Als u er zeker van wilt zijn dat VMware Identity Manager automatisch het bijgewerkte ThinApp-pakket gebruikt in plaats van het huidige pakket, moet het bijgewerkte ThinApp-pakket worden gemaakt met behulp van de AppID van het huidige beheerde ThinApp-pakket en een hogere VersionID-waarde dan de huidige versie.
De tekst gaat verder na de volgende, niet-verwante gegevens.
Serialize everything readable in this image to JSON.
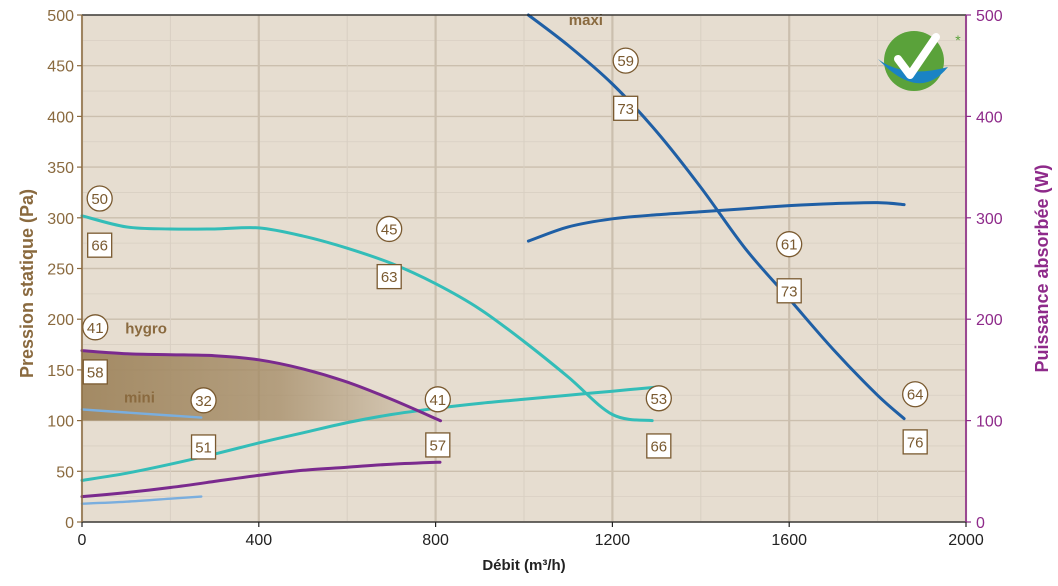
{
  "chart_data": {
    "type": "line",
    "xlabel": "Débit (m³/h)",
    "ylabel_left": "Pression statique (Pa)",
    "ylabel_right": "Puissance absorbée (W)",
    "xlim": [
      0,
      2000
    ],
    "ylim_left": [
      0,
      500
    ],
    "ylim_right": [
      0,
      500
    ],
    "x_ticks": [
      "0",
      "400",
      "800",
      "1200",
      "1600",
      "2000"
    ],
    "y_ticks_left": [
      "0",
      "50",
      "100",
      "150",
      "200",
      "250",
      "300",
      "350",
      "400",
      "450",
      "500"
    ],
    "y_ticks_right": [
      "0",
      "100",
      "200",
      "300",
      "400",
      "500"
    ],
    "grid": true,
    "colors": {
      "background": "#e6ddd0",
      "grid_major": "#cbbfae",
      "grid_minor": "#d8cfc2",
      "maxi": "#1f5fa5",
      "teal": "#33bdb8",
      "hygro": "#7a2a8e",
      "mini": "#7aaede",
      "area_fill": "#a38a64",
      "left_axis": "#8a6a3f",
      "right_axis": "#8e2a8a",
      "badge_green": "#5aa23a",
      "badge_blue": "#1a83c4"
    },
    "series": [
      {
        "name": "maxi",
        "axis": "left",
        "color": "#1f5fa5",
        "x": [
          1010,
          1100,
          1200,
          1300,
          1400,
          1500,
          1600,
          1700,
          1800,
          1860
        ],
        "y": [
          500,
          470,
          432,
          385,
          330,
          270,
          220,
          170,
          125,
          102
        ]
      },
      {
        "axis": "right",
        "color": "#1f5fa5",
        "x": [
          1010,
          1100,
          1200,
          1300,
          1400,
          1500,
          1600,
          1700,
          1800,
          1860
        ],
        "y": [
          277,
          291,
          299,
          303,
          306,
          309,
          312,
          314,
          315,
          313
        ]
      },
      {
        "axis": "left",
        "color": "#33bdb8",
        "x": [
          0,
          100,
          200,
          300,
          400,
          500,
          600,
          700,
          800,
          900,
          1000,
          1100,
          1200,
          1290
        ],
        "y": [
          302,
          291,
          289,
          289,
          290,
          282,
          270,
          255,
          235,
          210,
          178,
          143,
          106,
          100
        ]
      },
      {
        "axis": "right",
        "color": "#33bdb8",
        "x": [
          0,
          100,
          200,
          300,
          400,
          500,
          600,
          700,
          800,
          900,
          1000,
          1100,
          1200,
          1300
        ],
        "y": [
          41,
          48,
          57,
          67,
          78,
          88,
          98,
          106,
          112,
          117,
          121,
          125,
          129,
          133
        ]
      },
      {
        "name": "hygro",
        "axis": "left",
        "color": "#7a2a8e",
        "x": [
          0,
          100,
          200,
          300,
          400,
          500,
          600,
          700,
          800,
          810
        ],
        "y": [
          169,
          166,
          165,
          164,
          160,
          151,
          138,
          121,
          102,
          100
        ]
      },
      {
        "axis": "right",
        "color": "#7a2a8e",
        "x": [
          0,
          100,
          200,
          300,
          400,
          500,
          600,
          700,
          810
        ],
        "y": [
          25,
          29,
          34,
          40,
          46,
          51,
          54,
          57,
          59
        ]
      },
      {
        "name": "mini",
        "axis": "left",
        "color": "#7aaede",
        "x": [
          0,
          100,
          200,
          270
        ],
        "y": [
          111,
          108,
          105,
          103
        ]
      },
      {
        "axis": "right",
        "color": "#7aaede",
        "x": [
          0,
          100,
          200,
          270
        ],
        "y": [
          18,
          20,
          23,
          25
        ]
      }
    ],
    "curve_labels": [
      {
        "text": "maxi",
        "x": 1140,
        "y": 490
      },
      {
        "text": "hygro",
        "x": 145,
        "y": 186
      },
      {
        "text": "mini",
        "x": 130,
        "y": 118
      }
    ],
    "annotations": [
      {
        "shape": "circle",
        "text": "59",
        "x": 1230,
        "y": 455
      },
      {
        "shape": "square",
        "text": "73",
        "x": 1230,
        "y": 408
      },
      {
        "shape": "circle",
        "text": "50",
        "x": 40,
        "y": 319
      },
      {
        "shape": "square",
        "text": "66",
        "x": 40,
        "y": 273
      },
      {
        "shape": "circle",
        "text": "45",
        "x": 695,
        "y": 289
      },
      {
        "shape": "square",
        "text": "63",
        "x": 695,
        "y": 242
      },
      {
        "shape": "circle",
        "text": "61",
        "x": 1600,
        "y": 274
      },
      {
        "shape": "square",
        "text": "73",
        "x": 1600,
        "y": 228
      },
      {
        "shape": "circle",
        "text": "41",
        "x": 30,
        "y": 192
      },
      {
        "shape": "square",
        "text": "58",
        "x": 30,
        "y": 148
      },
      {
        "shape": "circle",
        "text": "32",
        "x": 275,
        "y": 120
      },
      {
        "shape": "square",
        "text": "51",
        "x": 275,
        "y": 74
      },
      {
        "shape": "circle",
        "text": "41",
        "x": 805,
        "y": 121
      },
      {
        "shape": "square",
        "text": "57",
        "x": 805,
        "y": 76
      },
      {
        "shape": "circle",
        "text": "53",
        "x": 1305,
        "y": 122
      },
      {
        "shape": "square",
        "text": "66",
        "x": 1305,
        "y": 75
      },
      {
        "shape": "circle",
        "text": "64",
        "x": 1885,
        "y": 126
      },
      {
        "shape": "square",
        "text": "76",
        "x": 1885,
        "y": 79
      }
    ],
    "badge": {
      "icon": "checkmark-badge-icon",
      "mark": "*"
    }
  }
}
Wanneer de Setup Capture-procedure wordt uitgevoerd om een bijgewerkt ThinApp-pakket te maken, wordt de AppID-waarde automatisch opgehaald door het Setup Capture-programma van de uitvoerbare bestanden van het bestaande ThinApp-pakket, en wordt de VersionID-waarde automatisch verhoogd. De persoon die het bijgewerkte ThinApp-pakket maakt kan echter een andere methode gebruiken om het bijgewerkte pakket te maken. Wanneer de Setup Capture-procedure niet wordt gebruikt om het bijgewerkte ThinApp-pakket te maken, moet de persoon die het pakket maakt de waarden AppID en VersionID verkrijgen van het ThinApp-pakket dat momenteel wordt beheerd door VMware Identity Manager. De waarden AppID en VersionID worden weergegeven op pagina's op de pagina met bronnen in het ThinApp-pakket in de VMware Identity Manager-console.

Procedure

  1. Klik op de tab Catalogus > Virtuele apps in de VMware Identity Manager-console.
  2. Klik op Elk applicatietype > ThinApp-pakketten.
  3. Klik op het ThinApp-pakket om de pagina met bronnen te openen.
  4. Klik op Details.
  5. Noteer de waarde die wordt vermeld in het veld Versie op de pagina Details.
  6. Klik op ThinApp-pakket om de pagina van het ThinApp-pakket weer te geven.
  7. Noteer de waarde AppID die wordt vermeld in de kolom GUID.

    De waarde in de GUID-kolom is de waarde die VMware Identity Manager gebruikt om dit ThinApp-pakket te identificeren.

Volgende stappen

De persoon die het bijgewerkte ThinApp-pakket maakt moet de stappen in Het bijgewerkte ThinApp-pakket maken uitvoeren.